A warrantless search of a car when it is impounded is proper as an “inventory search” when the process aims at securing or protecting a car and its contents and is performed strictly according to standard police procedures. It cannot be a pretext for rummaging throughout the car to look for evidence of a crime.
About This Article Briefly: The following article is first about the inventory search exception to the Fourth Amendment warrant requirement, but then about the automobile exception to the Fourth Amendment, too, in what may be considered a fall-back justification for an improper inventory search.
Defendant Saul Zabala was stopped for a traffic infraction, but was also discovered to be driving on a suspended license by a Santa Clara County Sheriff’s deputy. The female deputy decided to impound the car, so the car was searched as part of a standard inventory search. Such a search can include of areas where people commonly put items of value, such as in the glove compartment, the center console, the trunk and under the driver’s seat.
In conducting the inventory search, she found four blue baggies filled with equal amounts of a white powdery substance in a paper bag under the driver’s seat. The deputy showed the baggies to another deputy, who was searching the passenger area.

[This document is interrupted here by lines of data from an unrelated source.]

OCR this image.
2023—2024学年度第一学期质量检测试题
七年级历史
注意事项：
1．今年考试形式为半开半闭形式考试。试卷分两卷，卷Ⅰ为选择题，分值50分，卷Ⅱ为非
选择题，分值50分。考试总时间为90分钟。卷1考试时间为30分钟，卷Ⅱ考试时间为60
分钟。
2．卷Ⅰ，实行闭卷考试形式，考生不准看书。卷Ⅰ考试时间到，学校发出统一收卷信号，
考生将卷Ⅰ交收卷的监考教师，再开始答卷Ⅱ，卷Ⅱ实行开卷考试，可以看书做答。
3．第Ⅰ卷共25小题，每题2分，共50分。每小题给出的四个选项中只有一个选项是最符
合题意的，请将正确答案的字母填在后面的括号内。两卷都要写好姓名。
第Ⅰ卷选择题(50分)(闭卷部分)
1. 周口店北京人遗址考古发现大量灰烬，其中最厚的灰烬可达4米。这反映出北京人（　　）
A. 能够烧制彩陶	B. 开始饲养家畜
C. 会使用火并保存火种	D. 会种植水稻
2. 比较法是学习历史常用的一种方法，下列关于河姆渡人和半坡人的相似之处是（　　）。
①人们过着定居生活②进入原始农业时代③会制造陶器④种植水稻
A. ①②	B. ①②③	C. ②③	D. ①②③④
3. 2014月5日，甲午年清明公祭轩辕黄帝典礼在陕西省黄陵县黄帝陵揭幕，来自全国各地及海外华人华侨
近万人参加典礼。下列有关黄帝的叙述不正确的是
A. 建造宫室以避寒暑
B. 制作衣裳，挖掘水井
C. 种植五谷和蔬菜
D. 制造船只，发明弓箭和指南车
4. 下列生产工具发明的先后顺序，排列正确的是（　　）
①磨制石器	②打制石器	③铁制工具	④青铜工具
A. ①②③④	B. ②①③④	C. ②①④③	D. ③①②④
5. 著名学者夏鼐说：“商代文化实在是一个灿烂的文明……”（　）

The other deputy thought the white substance was cocaine.
The deputies then tested the substance with a field kit and it was found negative as a controlled substance, but the deputies suspected it was a cutting agent be mixed with a controlled substance to increase its volume.
After examining the baggies, the male deputy noticed that the radio console “looked loose, like it had been manipulated previously.” He explained, “the clearance between the actual dashboard and the plastic trim console looked enlarged, like it had been removed and replaced and I thought it could have been indicative of a hidden compartment in the vehicle.”
Using his pocket knife, the deputy then removed the console, which in fact was loose, and between the air conditioning ducts behind the stereo he found several bags of a white crystalline substance that he recognized as methamphetamine.
The officers then arrested Zabala for transporting a controlled substance for sale (Health & Safety Code § 11379) and driving with a suspended license (Vehicle Code § 14601.1).
Court of Appeal Sixth Appellate District San Jose
At trial, Zabala moved to suppress the drugs found behind the fake radio console as found only because the officer exceeded the scope of a normal inventory search.
The Santa Clara County judge hearing the motion denied it, finding that the drugs were found within the scope of a normal inventory search as a valid exercise of the officers’ community caretaking function. South Dakota v. Opperman (1976) 428 U.S. 364, 368-369; Colorado v. Bertin (1987) 479 U.S. 367, 381.
Defendant then pleaded no contest and admitted a prior felony conviction. Pursuant to a plea bargain, he was sentenced to three years in state prison with a consecutive three-year term for one of the prior conviction allegations.
Zabala then appealed the trial court’s motion to suppress ruling to the Sixth Appellate District in Santa Clara.
The Sixth Appellate District Court of Appeal affirmed the trial court, but for a different reason. It found that the search was valid under the automobile exception to the warrant requirement.
The court then surveyed the inventory search caselaw and cases involving searches of closed containers found in cars. It then looked at cases involving contraband discovered in closed containers hidden in a vehicle and analogized this case to United States v. Best (8th Cir. 1998) 135 F.3d 1223 and United States v. Lugo (10th Cir. 1992) 978 F.2d 631.
In both such cases, the court found that the officer’s search exceeded the scope of an inventory search (see People v. Andrews (1970)) 6 Cal.App.3d 428 (an inventory search does not extend to a hidden compartment), but was a valid search under the automobile exception, based upon the probable cause arising from finding the three baggies in the paper bag under the driver’s seat.
We present this case to the reader to exemplify how there are overlapping exceptions to the warrant requirement that can apply and how, here under the totality of the circumstances (with the officers finding the three baggies of a white substance in particular) led to probable cause for a more intrusive search under the automobile exception.
The citation for the Sixth Appellate District Court ruling discussed above is People v. Saul Zabala (6th App. Dist., 2018) 19 Cal. App. 5th 335, 227 Cal. Rptr. 3d 878.